Picked up as a suspected terrorist, he ends up imprisoned in Guantanamo Bay. It’s a slick and powerful, theatre-in-the-round, four-hander adaptation of Anna Perera’s fine, still-topical novel from Brolly Productions.
Rachana Jadhav’s clever set uses movable screens, sometimes diagonally across the corners of the playing space and sometimes bisecting the space to evoke prison bars. At each end are screens on which Khalid’s games are played out and, later we get nightmarish, hinted at snatches of 9/11 footage to denote the overriding concern of the agent at Guantanamo trying to torture the truth out of Khalid. And there’s a great deal of deliberately very uncomfortable noise.

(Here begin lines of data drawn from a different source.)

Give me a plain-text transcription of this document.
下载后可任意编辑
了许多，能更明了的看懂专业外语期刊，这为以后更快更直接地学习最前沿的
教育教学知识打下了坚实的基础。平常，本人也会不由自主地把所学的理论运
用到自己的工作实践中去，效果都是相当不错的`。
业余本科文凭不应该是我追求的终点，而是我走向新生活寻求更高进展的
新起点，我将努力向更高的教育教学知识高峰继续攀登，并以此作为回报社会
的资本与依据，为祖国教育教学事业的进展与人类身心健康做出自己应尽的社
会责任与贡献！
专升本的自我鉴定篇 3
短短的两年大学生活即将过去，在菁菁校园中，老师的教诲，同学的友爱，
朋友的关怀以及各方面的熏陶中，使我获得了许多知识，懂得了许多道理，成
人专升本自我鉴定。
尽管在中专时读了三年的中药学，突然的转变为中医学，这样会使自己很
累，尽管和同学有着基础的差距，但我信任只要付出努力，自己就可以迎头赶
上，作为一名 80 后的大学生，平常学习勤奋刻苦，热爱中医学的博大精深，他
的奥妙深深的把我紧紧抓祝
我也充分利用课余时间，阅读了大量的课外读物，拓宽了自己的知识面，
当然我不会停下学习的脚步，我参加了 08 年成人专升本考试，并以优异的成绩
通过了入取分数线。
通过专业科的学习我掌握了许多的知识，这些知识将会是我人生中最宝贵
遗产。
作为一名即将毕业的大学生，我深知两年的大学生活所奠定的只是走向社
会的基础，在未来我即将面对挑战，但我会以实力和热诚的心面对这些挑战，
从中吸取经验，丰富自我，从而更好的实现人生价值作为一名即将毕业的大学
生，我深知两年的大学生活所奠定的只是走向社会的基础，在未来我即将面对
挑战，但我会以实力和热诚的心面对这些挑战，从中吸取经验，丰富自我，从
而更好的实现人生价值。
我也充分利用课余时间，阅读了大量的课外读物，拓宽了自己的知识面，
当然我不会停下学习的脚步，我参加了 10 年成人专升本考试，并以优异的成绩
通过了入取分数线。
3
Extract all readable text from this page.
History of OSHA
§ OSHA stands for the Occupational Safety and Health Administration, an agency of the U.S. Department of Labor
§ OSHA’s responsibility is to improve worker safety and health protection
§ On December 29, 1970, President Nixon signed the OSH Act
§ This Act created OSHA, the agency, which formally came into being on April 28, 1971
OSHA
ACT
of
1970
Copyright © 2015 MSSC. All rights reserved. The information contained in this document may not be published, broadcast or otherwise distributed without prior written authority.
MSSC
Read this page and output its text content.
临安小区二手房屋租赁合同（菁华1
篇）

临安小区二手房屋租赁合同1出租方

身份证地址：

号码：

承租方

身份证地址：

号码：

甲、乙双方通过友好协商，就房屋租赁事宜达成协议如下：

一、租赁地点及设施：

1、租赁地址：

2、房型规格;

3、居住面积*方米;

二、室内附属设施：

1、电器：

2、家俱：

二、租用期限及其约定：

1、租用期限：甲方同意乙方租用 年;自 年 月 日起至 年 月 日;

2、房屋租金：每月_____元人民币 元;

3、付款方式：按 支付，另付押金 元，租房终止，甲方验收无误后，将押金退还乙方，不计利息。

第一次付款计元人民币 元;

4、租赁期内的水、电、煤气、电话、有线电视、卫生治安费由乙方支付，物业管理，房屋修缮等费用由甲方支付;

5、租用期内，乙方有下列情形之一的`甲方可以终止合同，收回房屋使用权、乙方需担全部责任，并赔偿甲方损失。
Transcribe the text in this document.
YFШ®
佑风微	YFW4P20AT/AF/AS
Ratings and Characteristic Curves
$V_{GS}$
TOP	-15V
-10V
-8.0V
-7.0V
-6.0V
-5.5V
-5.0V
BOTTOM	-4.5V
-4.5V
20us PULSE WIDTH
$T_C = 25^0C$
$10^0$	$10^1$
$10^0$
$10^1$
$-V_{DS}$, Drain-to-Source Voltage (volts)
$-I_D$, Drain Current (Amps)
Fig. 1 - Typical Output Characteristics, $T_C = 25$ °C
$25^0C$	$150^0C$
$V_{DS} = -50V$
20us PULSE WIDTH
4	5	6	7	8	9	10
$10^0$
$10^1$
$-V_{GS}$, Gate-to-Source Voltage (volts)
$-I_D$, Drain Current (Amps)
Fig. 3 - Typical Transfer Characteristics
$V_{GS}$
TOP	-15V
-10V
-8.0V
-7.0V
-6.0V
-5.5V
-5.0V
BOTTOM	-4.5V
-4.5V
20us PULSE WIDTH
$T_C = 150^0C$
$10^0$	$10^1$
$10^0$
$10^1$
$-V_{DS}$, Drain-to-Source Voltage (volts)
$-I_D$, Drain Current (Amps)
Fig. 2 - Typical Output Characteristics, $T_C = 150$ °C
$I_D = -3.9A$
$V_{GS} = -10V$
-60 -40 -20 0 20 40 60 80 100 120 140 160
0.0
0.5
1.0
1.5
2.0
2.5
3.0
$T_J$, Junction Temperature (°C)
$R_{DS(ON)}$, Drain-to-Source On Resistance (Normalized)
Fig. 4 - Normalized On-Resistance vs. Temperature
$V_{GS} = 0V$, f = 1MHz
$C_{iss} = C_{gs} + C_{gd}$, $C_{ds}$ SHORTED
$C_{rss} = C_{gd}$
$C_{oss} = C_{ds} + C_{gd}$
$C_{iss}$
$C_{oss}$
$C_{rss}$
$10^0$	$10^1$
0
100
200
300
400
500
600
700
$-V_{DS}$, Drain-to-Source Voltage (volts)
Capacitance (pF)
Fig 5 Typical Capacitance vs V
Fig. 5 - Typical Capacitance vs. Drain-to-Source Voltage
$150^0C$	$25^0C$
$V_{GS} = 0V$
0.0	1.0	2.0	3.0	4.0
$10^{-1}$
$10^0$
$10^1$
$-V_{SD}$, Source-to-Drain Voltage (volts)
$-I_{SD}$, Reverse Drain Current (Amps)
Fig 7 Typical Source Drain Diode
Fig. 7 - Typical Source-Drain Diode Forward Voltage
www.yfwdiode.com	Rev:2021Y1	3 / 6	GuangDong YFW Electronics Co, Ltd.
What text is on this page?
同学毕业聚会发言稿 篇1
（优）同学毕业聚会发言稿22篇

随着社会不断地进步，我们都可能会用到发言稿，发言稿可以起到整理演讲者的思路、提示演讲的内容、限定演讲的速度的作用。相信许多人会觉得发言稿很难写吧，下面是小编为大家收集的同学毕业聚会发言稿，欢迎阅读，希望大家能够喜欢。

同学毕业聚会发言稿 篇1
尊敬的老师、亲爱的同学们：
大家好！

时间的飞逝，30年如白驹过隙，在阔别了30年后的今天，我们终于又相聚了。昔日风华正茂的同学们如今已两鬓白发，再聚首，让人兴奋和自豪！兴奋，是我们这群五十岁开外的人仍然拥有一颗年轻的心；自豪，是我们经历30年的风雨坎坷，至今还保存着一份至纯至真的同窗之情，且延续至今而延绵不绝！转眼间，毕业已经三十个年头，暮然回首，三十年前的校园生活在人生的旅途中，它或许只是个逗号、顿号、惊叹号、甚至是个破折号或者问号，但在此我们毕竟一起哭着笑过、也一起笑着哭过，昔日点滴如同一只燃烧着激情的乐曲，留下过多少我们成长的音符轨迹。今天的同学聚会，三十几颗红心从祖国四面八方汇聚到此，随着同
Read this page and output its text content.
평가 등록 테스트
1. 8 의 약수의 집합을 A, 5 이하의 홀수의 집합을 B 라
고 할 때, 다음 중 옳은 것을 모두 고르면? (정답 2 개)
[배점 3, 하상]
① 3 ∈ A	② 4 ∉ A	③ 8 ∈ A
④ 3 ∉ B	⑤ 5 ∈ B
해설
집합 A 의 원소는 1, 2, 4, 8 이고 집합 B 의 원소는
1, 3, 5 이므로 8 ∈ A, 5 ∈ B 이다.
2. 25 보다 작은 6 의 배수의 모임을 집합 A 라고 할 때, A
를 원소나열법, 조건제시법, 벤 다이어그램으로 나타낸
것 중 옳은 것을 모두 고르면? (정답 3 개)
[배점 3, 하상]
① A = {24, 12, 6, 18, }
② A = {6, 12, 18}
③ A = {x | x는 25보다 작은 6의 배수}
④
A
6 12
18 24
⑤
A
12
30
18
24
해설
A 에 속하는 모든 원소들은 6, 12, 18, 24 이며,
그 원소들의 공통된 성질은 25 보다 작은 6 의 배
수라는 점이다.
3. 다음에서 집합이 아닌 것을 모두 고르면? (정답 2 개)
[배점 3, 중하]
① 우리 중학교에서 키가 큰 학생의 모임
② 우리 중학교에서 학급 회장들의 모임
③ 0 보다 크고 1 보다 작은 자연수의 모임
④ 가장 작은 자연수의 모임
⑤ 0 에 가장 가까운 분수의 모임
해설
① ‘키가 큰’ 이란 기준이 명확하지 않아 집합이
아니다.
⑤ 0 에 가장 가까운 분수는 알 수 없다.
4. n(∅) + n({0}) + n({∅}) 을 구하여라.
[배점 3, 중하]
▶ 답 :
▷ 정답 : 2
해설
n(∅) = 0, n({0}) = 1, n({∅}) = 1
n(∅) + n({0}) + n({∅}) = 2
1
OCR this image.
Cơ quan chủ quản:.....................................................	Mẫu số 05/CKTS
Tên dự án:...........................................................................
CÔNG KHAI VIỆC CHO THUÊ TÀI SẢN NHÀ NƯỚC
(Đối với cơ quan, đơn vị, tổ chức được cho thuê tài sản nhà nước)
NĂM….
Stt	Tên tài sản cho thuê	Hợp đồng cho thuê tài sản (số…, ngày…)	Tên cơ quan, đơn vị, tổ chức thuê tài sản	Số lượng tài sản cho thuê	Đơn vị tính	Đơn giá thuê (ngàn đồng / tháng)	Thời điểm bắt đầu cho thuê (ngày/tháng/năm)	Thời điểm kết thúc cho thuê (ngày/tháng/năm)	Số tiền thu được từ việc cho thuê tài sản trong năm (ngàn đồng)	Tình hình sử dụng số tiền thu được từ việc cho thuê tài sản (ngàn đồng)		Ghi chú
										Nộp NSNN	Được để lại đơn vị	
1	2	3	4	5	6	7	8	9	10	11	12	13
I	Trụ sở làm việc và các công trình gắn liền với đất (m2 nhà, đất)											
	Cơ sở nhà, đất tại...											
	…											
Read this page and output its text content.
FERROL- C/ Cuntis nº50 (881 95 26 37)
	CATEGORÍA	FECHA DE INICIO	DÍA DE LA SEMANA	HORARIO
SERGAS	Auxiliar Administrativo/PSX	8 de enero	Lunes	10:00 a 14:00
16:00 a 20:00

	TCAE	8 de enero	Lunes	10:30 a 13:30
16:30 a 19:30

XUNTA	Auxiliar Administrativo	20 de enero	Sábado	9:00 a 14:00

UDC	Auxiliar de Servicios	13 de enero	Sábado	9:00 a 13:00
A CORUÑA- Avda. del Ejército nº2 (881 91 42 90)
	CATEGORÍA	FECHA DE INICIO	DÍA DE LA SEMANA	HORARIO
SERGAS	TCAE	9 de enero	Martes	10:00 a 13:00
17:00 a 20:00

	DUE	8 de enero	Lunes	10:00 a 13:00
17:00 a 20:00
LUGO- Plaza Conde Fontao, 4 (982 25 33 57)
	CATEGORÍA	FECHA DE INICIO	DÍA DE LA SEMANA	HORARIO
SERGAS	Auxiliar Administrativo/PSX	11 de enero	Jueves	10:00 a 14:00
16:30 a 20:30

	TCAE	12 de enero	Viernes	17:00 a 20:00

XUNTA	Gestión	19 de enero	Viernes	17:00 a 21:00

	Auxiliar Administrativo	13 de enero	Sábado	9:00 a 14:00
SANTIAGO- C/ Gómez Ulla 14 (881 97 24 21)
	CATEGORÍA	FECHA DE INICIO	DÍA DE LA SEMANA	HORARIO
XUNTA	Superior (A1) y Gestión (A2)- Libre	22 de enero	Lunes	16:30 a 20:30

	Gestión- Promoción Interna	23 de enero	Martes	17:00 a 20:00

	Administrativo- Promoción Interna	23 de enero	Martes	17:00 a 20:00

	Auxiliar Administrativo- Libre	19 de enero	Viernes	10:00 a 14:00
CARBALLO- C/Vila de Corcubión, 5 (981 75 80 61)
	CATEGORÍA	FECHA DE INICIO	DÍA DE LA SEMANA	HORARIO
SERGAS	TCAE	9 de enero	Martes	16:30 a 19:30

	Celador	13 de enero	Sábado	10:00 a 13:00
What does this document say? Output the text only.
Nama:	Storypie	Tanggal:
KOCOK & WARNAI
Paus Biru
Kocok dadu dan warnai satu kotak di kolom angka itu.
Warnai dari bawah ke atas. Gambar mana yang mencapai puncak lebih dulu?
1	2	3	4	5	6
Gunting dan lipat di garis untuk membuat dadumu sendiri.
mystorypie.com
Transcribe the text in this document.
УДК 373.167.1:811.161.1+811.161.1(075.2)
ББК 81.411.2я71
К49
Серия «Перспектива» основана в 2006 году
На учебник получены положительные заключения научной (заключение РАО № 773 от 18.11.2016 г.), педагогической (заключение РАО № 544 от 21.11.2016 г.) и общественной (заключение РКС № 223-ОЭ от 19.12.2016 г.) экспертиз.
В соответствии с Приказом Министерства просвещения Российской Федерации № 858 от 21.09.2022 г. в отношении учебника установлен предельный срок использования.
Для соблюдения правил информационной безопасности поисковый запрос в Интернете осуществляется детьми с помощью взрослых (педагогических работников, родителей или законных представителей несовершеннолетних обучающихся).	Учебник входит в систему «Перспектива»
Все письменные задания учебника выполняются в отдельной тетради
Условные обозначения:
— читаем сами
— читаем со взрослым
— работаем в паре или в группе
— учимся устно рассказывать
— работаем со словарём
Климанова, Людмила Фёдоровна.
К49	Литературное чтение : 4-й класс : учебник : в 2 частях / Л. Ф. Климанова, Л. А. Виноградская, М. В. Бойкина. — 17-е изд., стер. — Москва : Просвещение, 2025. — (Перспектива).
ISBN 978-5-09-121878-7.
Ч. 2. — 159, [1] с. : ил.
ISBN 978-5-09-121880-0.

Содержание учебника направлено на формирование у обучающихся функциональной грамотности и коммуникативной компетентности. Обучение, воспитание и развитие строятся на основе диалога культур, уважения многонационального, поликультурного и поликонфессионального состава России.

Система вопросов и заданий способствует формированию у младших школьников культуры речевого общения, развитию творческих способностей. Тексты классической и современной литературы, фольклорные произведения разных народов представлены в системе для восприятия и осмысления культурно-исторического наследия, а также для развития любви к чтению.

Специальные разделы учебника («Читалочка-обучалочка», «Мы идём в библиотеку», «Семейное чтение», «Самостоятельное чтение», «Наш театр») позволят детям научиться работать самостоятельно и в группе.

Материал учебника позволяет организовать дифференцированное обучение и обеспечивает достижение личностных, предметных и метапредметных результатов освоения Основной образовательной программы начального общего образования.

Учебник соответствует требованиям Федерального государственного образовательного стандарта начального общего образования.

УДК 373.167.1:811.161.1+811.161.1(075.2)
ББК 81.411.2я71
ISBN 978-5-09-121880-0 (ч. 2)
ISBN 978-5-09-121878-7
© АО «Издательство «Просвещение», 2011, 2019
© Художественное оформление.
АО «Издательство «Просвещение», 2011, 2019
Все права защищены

This is intimate, almost televisual theatre and Khela is good as the distraught, anguished, terrified Khalid. The downhill spiral followed by the final return of a damaged-for-life boy to Rochdale is well handled too. He has a very expressive face. The versatile Edward Nkom is enjoyable as the Rochdale schoolfriend and the two Guantanamo guards – one half-sympathetic and the other a merciless obeyer of orders. The water-boarding sequence is especially chilling. Roisin O’Loughlin is cheerfully engaging as the Rochdale girl and suitably cold and manipulative as the American interrogator. Bhawna Bhawsar makes a pleasing fist of the stereotyped Indian mother and doubles as Abdul, a fellow Guantanamo prisoner.
So there’s a great deal to admire in this show which asks very searching questions about human rights, but there are serious flaws too. All characters use strong accents, in some cases several different ones, and they’ve been directed to speak very fast, inevitably always with their backs to part of the in-the-round audience – against a sound track which is often very loud. The result is that much of the dialogue is lost. Only Bhasar, with her carefully enunciated Indian accent, is fully audible but she fails to put enough dramatic vocal distance between her two characters so even her work is not fully satisfactory.